Object Lessons

Welcoming God

Objects: A door

Just as the glass windows in the lighthouse keep out the wind and the rain and the cold, and at the same time let the light of that great beacon at sea shine through and be seen from ships, so doors serve a double purpose.—They keep out and they let in.

In historic Old Deerfield, in Massachusetts, where many Indian massacres occurred, the old houses remain and in visiting that place, as I hope you will sometime, you will see great reinforcements of iron built into the doors of those old homes. Heavy locks and iron bars held them shut at night and often during the day. You see the Indians often would come down and attack the little village and they must be kept out.

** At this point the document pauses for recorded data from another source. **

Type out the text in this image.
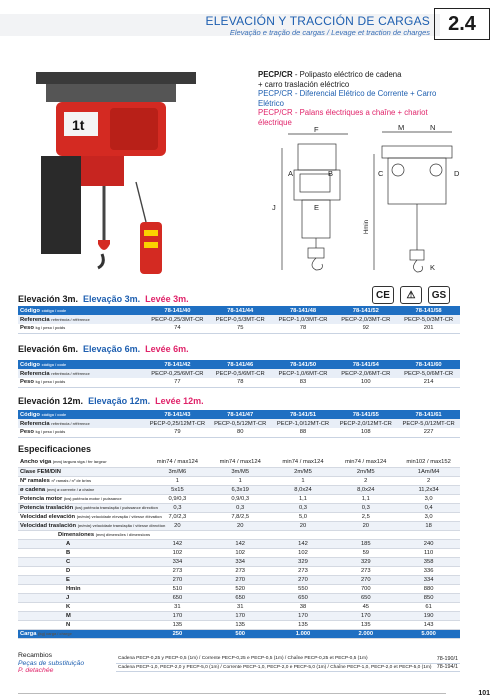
ELEVACIÓN Y TRACCIÓN DE CARGAS
Elevação e tração de cargas / Levage et traction de charges 2.4
1t
PECP/CR - Polipasto eléctrico de cadena
+ carro traslación eléctrico
PECP/CR - Diferencial Elétrico de Corrente + Carro Elétrico
PECP/CR - Palans électriques a chaîne + chariot électrique
F	M	N
A	B	C	D
E
J
Hmin
K
CE	⚠	GS
Elevación 3m. Elevação 3m. Levée 3m.
Código código / code	78-141/40	78-141/44	78-141/48	78-141/52	78-141/58
Referencia referência / référence	PECP-0,25/3MT-CR	PECP-0,5/3MT-CR	PECP-1,0/3MT-CR	PECP-2,0/3MT-CR	PECP-5,0/3MT-CR
Peso kg / peso / poids	74	75	78	92	201
Elevación 6m. Elevação 6m. Levée 6m.
Código código / code	78-141/42	78-141/46	78-141/50	78-141/54	78-141/60
Referencia referência / référence	PECP-0,25/6MT-CR	PECP-0,5/6MT-CR	PECP-1,0/6MT-CR	PECP-2,0/6MT-CR	PECP-5,0/6MT-CR
Peso kg / peso / poids	77	78	83	100	214
Elevación 12m. Elevação 12m. Levée 12m.
Código código / code	78-141/43	78-141/47	78-141/51	78-141/55	78-141/61
Referencia referência / référence	PECP-0,25/12MT-CR	PECP-0,5/12MT-CR	PECP-1,0/12MT-CR	PECP-2,0/12MT-CR	PECP-5,0/12MT-CR
Peso kg / peso / poids	79	80	88	108	227
Especificaciones
Ancho viga (mm) largura viga / fer largeur	min74 / max124	min74 / max124	min74 / max124	min74 / max124	min102 / max152
Clase FEM/DIN	3m/M6	3m/M5	2m/M5	2m/M5	1Am/M4
Nº ramales nº ramais / nº de brins	1	1	1	2	2
ø cadena (mm) ø corrente / ø chaîne	5x15	6,3x19	8,0x24	8,0x24	11,2x34
Potencia motor (kw) potência motor / puissance	0,9/0,3	0,9/0,3	1,1	1,1	3,0
Potencia traslación (kw) potência translação / puissance direction	0,3	0,3	0,3	0,3	0,4
Velocidad elevación (m/min) velocidade elevação / vitesse élévation	7,0/2,3	7,8/2,5	5,0	2,5	3,0
Velocidad traslación (m/min) velocidade translação / vitesse direction	20	20	20	20	18
Dimensiones (mm) dimensões / dimensions					
A	142	142	142	185	240
B	102	102	102	59	110
C	334	334	329	329	358
D	273	273	273	273	336
E	270	270	270	270	334
Hmin	510	520	550	700	880
J	650	650	650	650	850
K	31	31	38	45	61
M	170	170	170	170	190
N	135	135	135	135	143
Carga (kg) carga / charge	250	500	1.000	2.000	5.000
Recambios
Peças de substituição
P. detachée
Cadena PECP-0,25 y PECP-0,5 (1m) / Corrente PECP-0,25 e PECP-0,5 (1m) / Chaîne PECP-0,25 et PECP-0,5 (1m)	78-190/1
Cadena PECP-1,0, PECP-2,0 y PECP-5,0 (1m) / Corrente PECP-1,0, PECP-2,0 e PECP-5,0 (1m) / Chaîne PECP-1,0, PECP-2,0 et PECP-5,0 (1m)	78-194/1
101
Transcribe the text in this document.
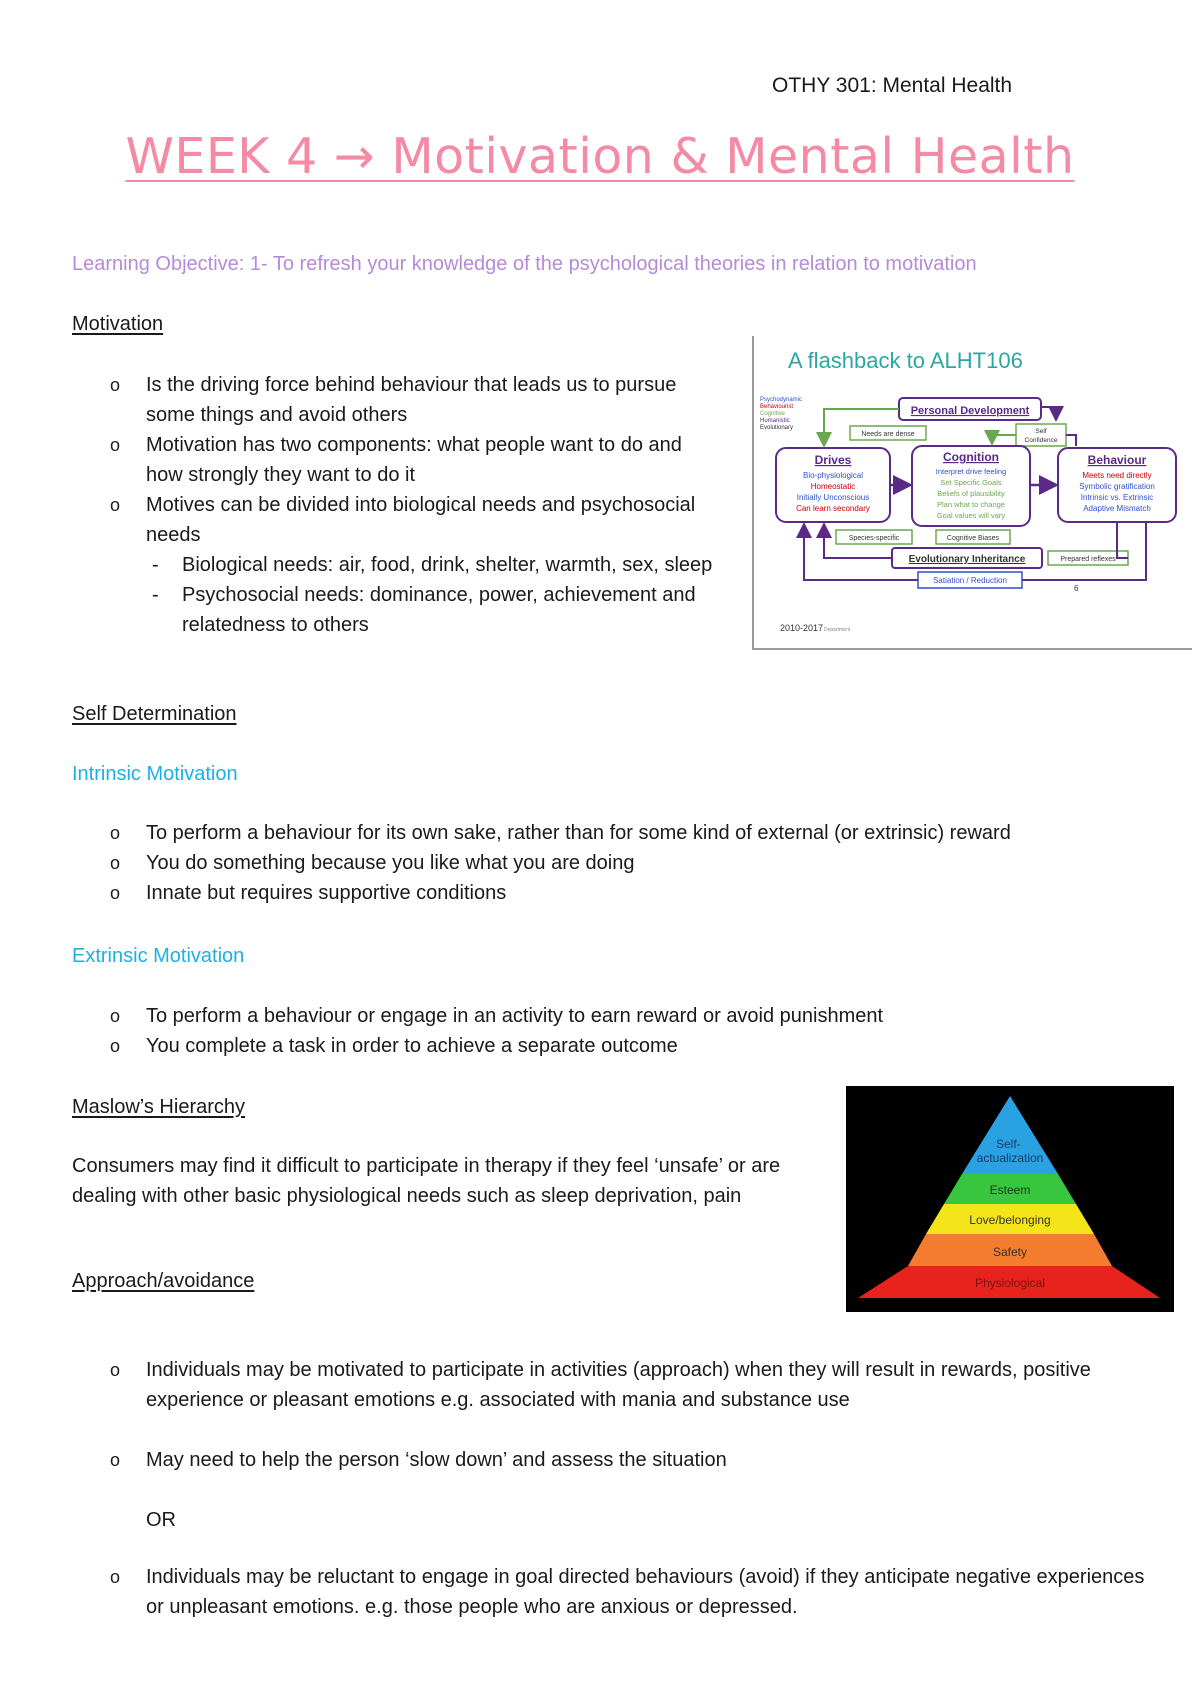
OTHY 301: Mental Health
WEEK 4 → Motivation & Mental Health
Learning Objective: 1- To refresh your knowledge of the psychological theories in relation to motivation
Motivation
o Is the driving force behind behaviour that leads us to pursue some things and avoid others
o Motivation has two components: what people want to do and how strongly they want to do it
o Motives can be divided into biological needs and psychosocial needs
- Biological needs: air, food, drink, shelter, warmth, sex, sleep
- Psychosocial needs: dominance, power, achievement and relatedness to others
A flashback to ALHT106
Psychodynamic
Behaviourist
Cognitive
Humanistic
Evolutionary
Personal Development
Needs are dense	Self
Confidence
Drives
Bio-physiological
Homeostatic
Initially Unconscious
Can learn secondary
Cognition
Interpret drive feeling
Set Specific Goals
Beliefs of plausibility
Plan what to change
Goal values will vary
Behaviour
Meets need directly
Symbolic gratification
Intrinsic vs. Extrinsic
Adaptive Mismatch
Species-specific	Cognitive Biases
Evolutionary Inheritance	Prepared reflexes
Satiation / Reduction
6
2010-2017 Department
Self Determination
Intrinsic Motivation
o To perform a behaviour for its own sake, rather than for some kind of external (or extrinsic) reward
o You do something because you like what you are doing
o Innate but requires supportive conditions
Extrinsic Motivation
o To perform a behaviour or engage in an activity to earn reward or avoid punishment
o You complete a task in order to achieve a separate outcome
Maslow’s Hierarchy
Consumers may find it difficult to participate in therapy if they feel ‘unsafe’ or are dealing with other basic physiological needs such as sleep deprivation, pain
Self- actualization
Esteem
Love/belonging
Safety
Physiological
Approach/avoidance
o Individuals may be motivated to participate in activities (approach) when they will result in rewards, positive experience or pleasant emotions e.g. associated with mania and substance use
o May need to help the person ‘slow down’ and assess the situation
OR
o Individuals may be reluctant to engage in goal directed behaviours (avoid) if they anticipate negative experiences or unpleasant emotions. e.g. those people who are anxious or depressed.
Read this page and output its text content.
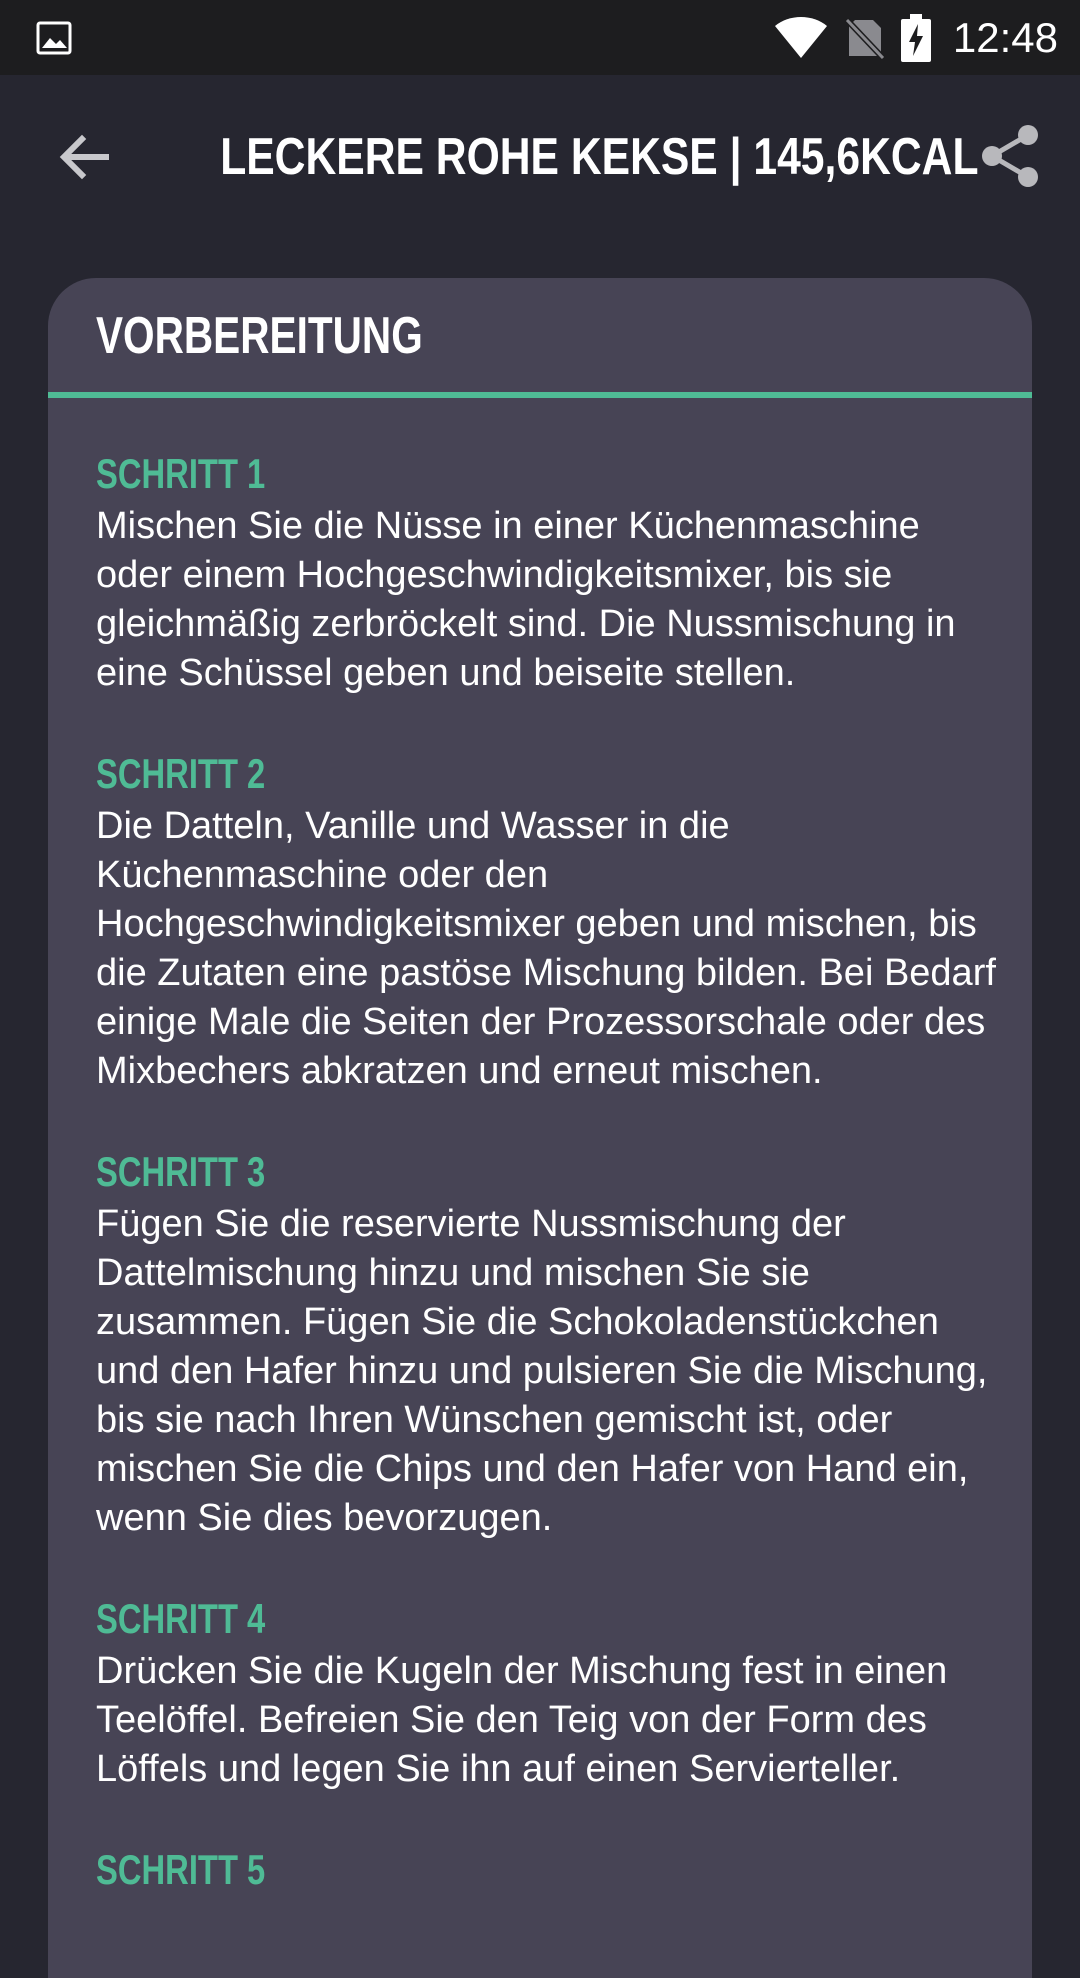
12:48
LECKERE ROHE KEKSE | 145,6KCAL
VORBEREITUNG
SCHRITT 1
Mischen Sie die Nüsse in einer Küchenmaschine oder einem Hochgeschwindigkeitsmixer, bis sie gleichmäßig zerbröckelt sind. Die Nussmischung in eine Schüssel geben und beiseite stellen.
SCHRITT 2
Die Datteln, Vanille und Wasser in die Küchenmaschine oder den Hochgeschwindigkeitsmixer geben und mischen, bis die Zutaten eine pastöse Mischung bilden. Bei Bedarf einige Male die Seiten der Prozessorschale oder des Mixbechers abkratzen und erneut mischen.
SCHRITT 3
Fügen Sie die reservierte Nussmischung der Dattelmischung hinzu und mischen Sie sie zusammen. Fügen Sie die Schokoladenstückchen und den Hafer hinzu und pulsieren Sie die Mischung, bis sie nach Ihren Wünschen gemischt ist, oder mischen Sie die Chips und den Hafer von Hand ein, wenn Sie dies bevorzugen.
SCHRITT 4
Drücken Sie die Kugeln der Mischung fest in einen Teelöffel. Befreien Sie den Teig von der Form des Löffels und legen Sie ihn auf einen Servierteller.
SCHRITT 5
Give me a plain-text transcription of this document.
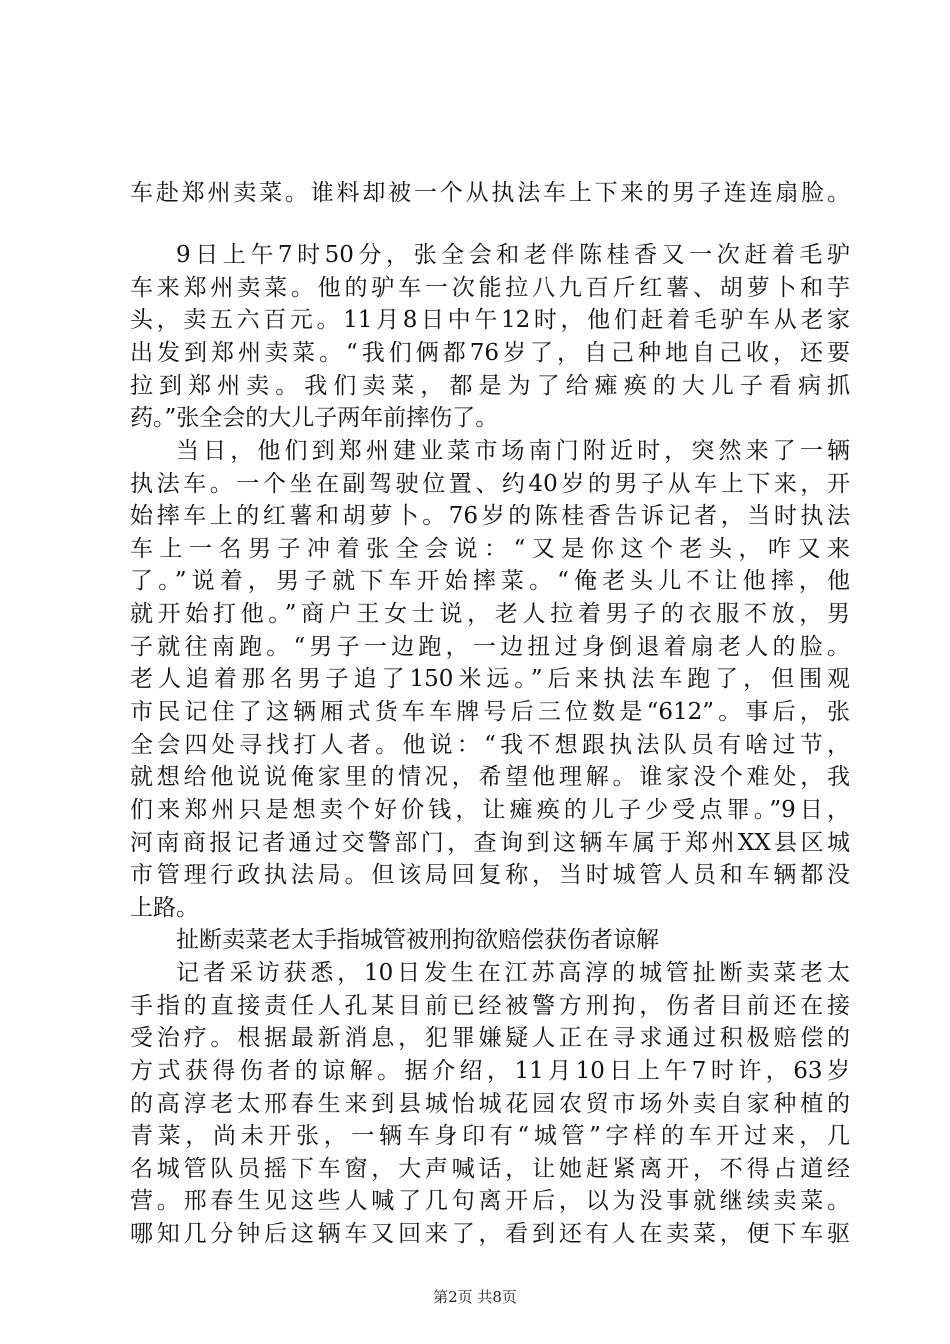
车赴郑州卖菜。谁料却被一个从执法车上下来的男子连连扇脸。
9日上午7时50分，张全会和老伴陈桂香又一次赶着毛驴
车来郑州卖菜。他的驴车一次能拉八九百斤红薯、胡萝卜和芋
头，卖五六百元。11月8日中午12时，他们赶着毛驴车从老家
出发到郑州卖菜。“我们俩都76岁了，自己种地自己收，还要
拉到郑州卖。我们卖菜，都是为了给瘫痪的大儿子看病抓
药。”张全会的大儿子两年前摔伤了。
当日，他们到郑州建业菜市场南门附近时，突然来了一辆
执法车。一个坐在副驾驶位置、约40岁的男子从车上下来，开
始摔车上的红薯和胡萝卜。76岁的陈桂香告诉记者，当时执法
车上一名男子冲着张全会说：“又是你这个老头，咋又来
了。”说着，男子就下车开始摔菜。“俺老头儿不让他摔，他
就开始打他。”商户王女士说，老人拉着男子的衣服不放，男
子就往南跑。“男子一边跑，一边扭过身倒退着扇老人的脸。
老人追着那名男子追了150米远。”后来执法车跑了，但围观
市民记住了这辆厢式货车车牌号后三位数是“612”。事后，张
全会四处寻找打人者。他说：“我不想跟执法队员有啥过节，
就想给他说说俺家里的情况，希望他理解。谁家没个难处，我
们来郑州只是想卖个好价钱，让瘫痪的儿子少受点罪。”9日，
河南商报记者通过交警部门，查询到这辆车属于郑州XX县区城
市管理行政执法局。但该局回复称，当时城管人员和车辆都没
上路。
扯断卖菜老太手指城管被刑拘欲赔偿获伤者谅解
记者采访获悉，10日发生在江苏高淳的城管扯断卖菜老太
手指的直接责任人孔某目前已经被警方刑拘，伤者目前还在接
受治疗。根据最新消息，犯罪嫌疑人正在寻求通过积极赔偿的
方式获得伤者的谅解。据介绍，11月10日上午7时许，63岁
的高淳老太邢春生来到县城怡城花园农贸市场外卖自家种植的
青菜，尚未开张，一辆车身印有“城管”字样的车开过来，几
名城管队员摇下车窗，大声喊话，让她赶紧离开，不得占道经
营。邢春生见这些人喊了几句离开后，以为没事就继续卖菜。
哪知几分钟后这辆车又回来了，看到还有人在卖菜，便下车驱
第2页 共8页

Today we live in peace and there are no Indians to keep out, but doors are necessary just the same. There are flies and mosquitoes to keep out; there are snow and cold weather, and, too, there are small muddy feet to which doors seem to say "hold it, don't track mud in here."

Doors are also invitations to come in. Did you ever see those welcome signs on mats in front of the front door? And then usually the door is locked securely! I like to see an unlocked front door. I think that is the best way to say "Welcome." It shows also that the house is kept in order for anyone to see.

Boys and girls, you are God's house—see to it that you are kept clean inside and that you are always ready to shelter those in need, and shut out all wrong and evil thinking.